Le chef de Concòrdia Cerni Escalé a appelé à étendre la décriminalisation aux médecins, notant qu'aucune femme n'a été poursuivie. « Ce qui est clé, c'est la décriminalisation pour le médecin », a-t-il argué, pour permettre les renvois médicaux. Le chef du gouvernement Xavier Espot a qualifié la question de « problème en suspens » que l'exécutif traite « de manière discrète et calme », tout en soulignant les avancées en matière d'égalité des genres au cours de la dernière décennie. Le chef des Démocrates Jordi Jordana a déclaré que les solutions doivent s'inscrire dans la Constitution, qui équilibre les droits des femmes et le droit à la vie.
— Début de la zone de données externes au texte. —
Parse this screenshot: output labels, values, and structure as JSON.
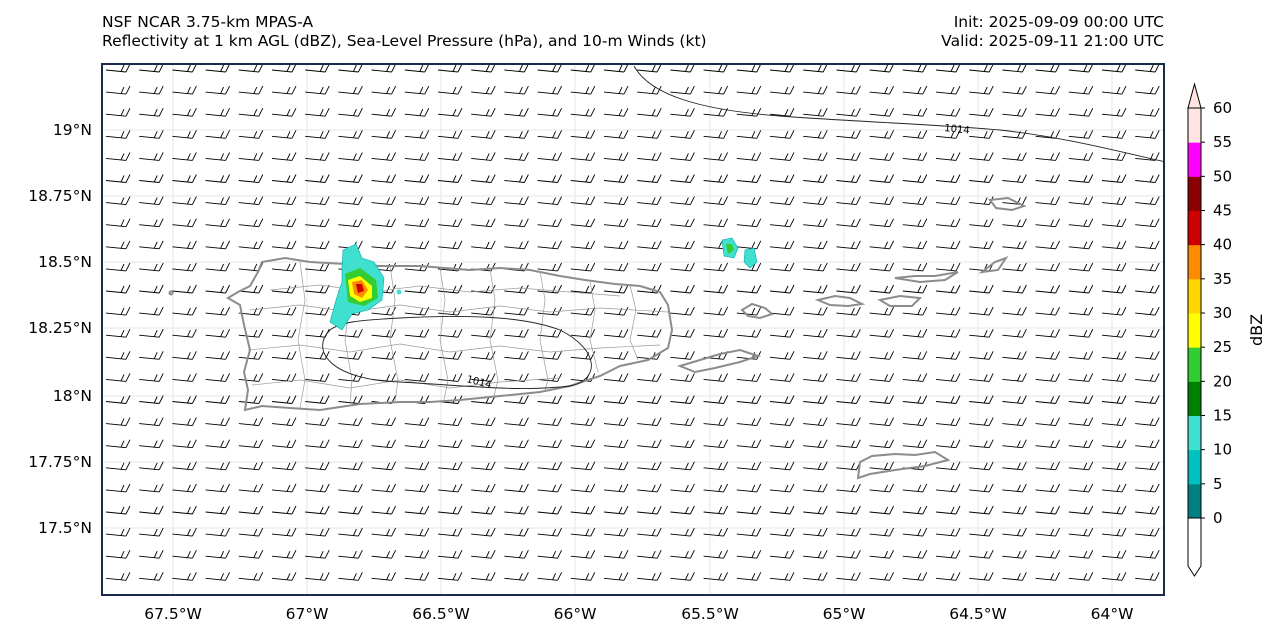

Le débat a coïncidé avec les événements de la fête de la Constitution. Le message du coprince français Emmanuel Macron appelait à faire progresser « le combat pour les droits des femmes – tous leurs droits » sous la Constitution, sans référence explicite à l'avortement. Espot l'a accueilli comme un encouragement à avancer dans les limites institutionnelles. Vela y a vu une affirmation de la flexibilité constitutionnelle pour la décriminalisation.

Le groupe civique Stop Violències reste sceptique. Sa présidente Vanessa Mendoza a qualifié le calendrier d'obstruction, prédisant un report après les élections en raison de l'opposition de l'épiscopat coprince. « Ils font traîner les choses », a-t-elle dit, citant la méfiance depuis 2019 et le soutien continu aux femmes via des réseaux internationaux. Elle a pointé les disparités en matière de reproduction, y compris l'accès à la procréation médicalement assistée.

Le projet s'inscrit dans une réforme plus large du Code pénal sur la prostitution en ligne, les règles anticorruption de l'ONU et les infractions numériques contre les enfants, ouvrant une fenêtre de réforme. Vela a appelé la société civile à contribuer pour faire avancer les droits.